Speaker: Elena Grigorescu , CSAIL, MIT.

abstract

In Property Testing the goal is to quickly distinguish objects that satisfy a property from objects that need to be changed in a large fraction of places in order to satisfy the property. In this context, Locally Testable Codes (LTCs) are error-correcting codes for which membership can be decided from reading only a small section of the input. Recent studies of LTCs focus on identifying what attributes of codes allow them to be testable by local inspection. In particular, the ``symmetries of a code seem to play an important role in providing sufficient conditions for testing. Kaufman and Sudan supported this view by showing that the duals of linear codes that have the ``single local orbit property under the affine symmetry group are locally testable. A code has the single local orbit property if it is specified by a single local constraint and its translations under the symmetry group of the code.

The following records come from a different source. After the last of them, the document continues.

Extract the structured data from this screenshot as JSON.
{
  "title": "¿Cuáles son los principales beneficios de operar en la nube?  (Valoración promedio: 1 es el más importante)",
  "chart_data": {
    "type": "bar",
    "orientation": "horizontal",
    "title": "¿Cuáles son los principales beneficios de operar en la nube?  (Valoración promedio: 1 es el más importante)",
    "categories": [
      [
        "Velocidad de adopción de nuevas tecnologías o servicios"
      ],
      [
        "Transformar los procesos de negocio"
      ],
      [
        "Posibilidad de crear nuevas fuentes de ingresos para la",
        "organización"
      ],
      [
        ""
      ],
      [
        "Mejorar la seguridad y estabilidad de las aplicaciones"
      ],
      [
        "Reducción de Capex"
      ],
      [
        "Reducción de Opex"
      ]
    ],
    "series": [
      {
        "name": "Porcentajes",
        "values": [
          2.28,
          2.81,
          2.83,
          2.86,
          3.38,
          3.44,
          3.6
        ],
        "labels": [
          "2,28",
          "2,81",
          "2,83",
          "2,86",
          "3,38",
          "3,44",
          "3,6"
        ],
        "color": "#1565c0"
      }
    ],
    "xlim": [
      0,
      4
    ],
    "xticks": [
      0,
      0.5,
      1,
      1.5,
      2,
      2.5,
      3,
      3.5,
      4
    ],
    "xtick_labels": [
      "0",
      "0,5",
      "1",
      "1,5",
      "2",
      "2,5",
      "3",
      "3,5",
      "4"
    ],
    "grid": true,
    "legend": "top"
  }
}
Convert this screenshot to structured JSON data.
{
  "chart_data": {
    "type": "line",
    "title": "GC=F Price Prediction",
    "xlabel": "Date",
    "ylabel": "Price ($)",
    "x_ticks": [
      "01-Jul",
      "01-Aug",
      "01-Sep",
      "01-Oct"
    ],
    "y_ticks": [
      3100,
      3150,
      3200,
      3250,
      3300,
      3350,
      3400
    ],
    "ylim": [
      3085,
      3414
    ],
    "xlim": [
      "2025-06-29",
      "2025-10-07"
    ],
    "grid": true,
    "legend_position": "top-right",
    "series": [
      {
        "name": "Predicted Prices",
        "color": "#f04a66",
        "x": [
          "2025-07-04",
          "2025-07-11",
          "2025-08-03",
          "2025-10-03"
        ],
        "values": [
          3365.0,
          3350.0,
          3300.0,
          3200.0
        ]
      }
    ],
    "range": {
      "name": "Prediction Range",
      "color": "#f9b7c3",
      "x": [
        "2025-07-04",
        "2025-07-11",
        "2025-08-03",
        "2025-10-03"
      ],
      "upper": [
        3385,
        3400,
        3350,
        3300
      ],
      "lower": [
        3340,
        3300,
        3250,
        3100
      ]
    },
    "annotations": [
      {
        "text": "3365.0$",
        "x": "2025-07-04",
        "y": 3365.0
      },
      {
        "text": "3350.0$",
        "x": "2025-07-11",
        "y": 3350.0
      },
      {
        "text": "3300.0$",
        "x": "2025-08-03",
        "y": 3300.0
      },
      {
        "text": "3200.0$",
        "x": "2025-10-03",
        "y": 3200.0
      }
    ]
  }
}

In this talk I will present a result motivated by questions arising in previous studies of LTCs regarding error-correcting codes that have the single local orbit property. We show that the dual of every ``sparse'' binary code whose coordinates are indexed by elements of F_{2^n} for prime n, and whose symmetry group includes the group of non-singular affine transformations of F_{2^n}, has the single local orbit property. (A code is said to be sparse if it contains polynomially many codewords in its block length.) In particular this class includes the dual-BCH codes for whose duals (i.e., for BCH codes) simple bases were not known. Our result gives the first short (O(n)-bit, as opposed to the natural exp(n)-bit) description of a low-weight basis for BCH codes.

If, in addition to n being prime, if 2^n-1 is also prime (i.e., 2^n-1 is a Mersenne prime), then we get that every sparse cyclic code also has the single local orbit. In particular this implies that BCH codes of Mersenne prime length are generated by a single low-weight codeword and its cyclic shifts.

Our techniques involve the use of recent results from additive number theory to prove that the codes we consider, and related codes emerging from our proofs, have high distance. We then combine these with the MacWilliams identities and some careful analysis of the invariance properties to derive our results.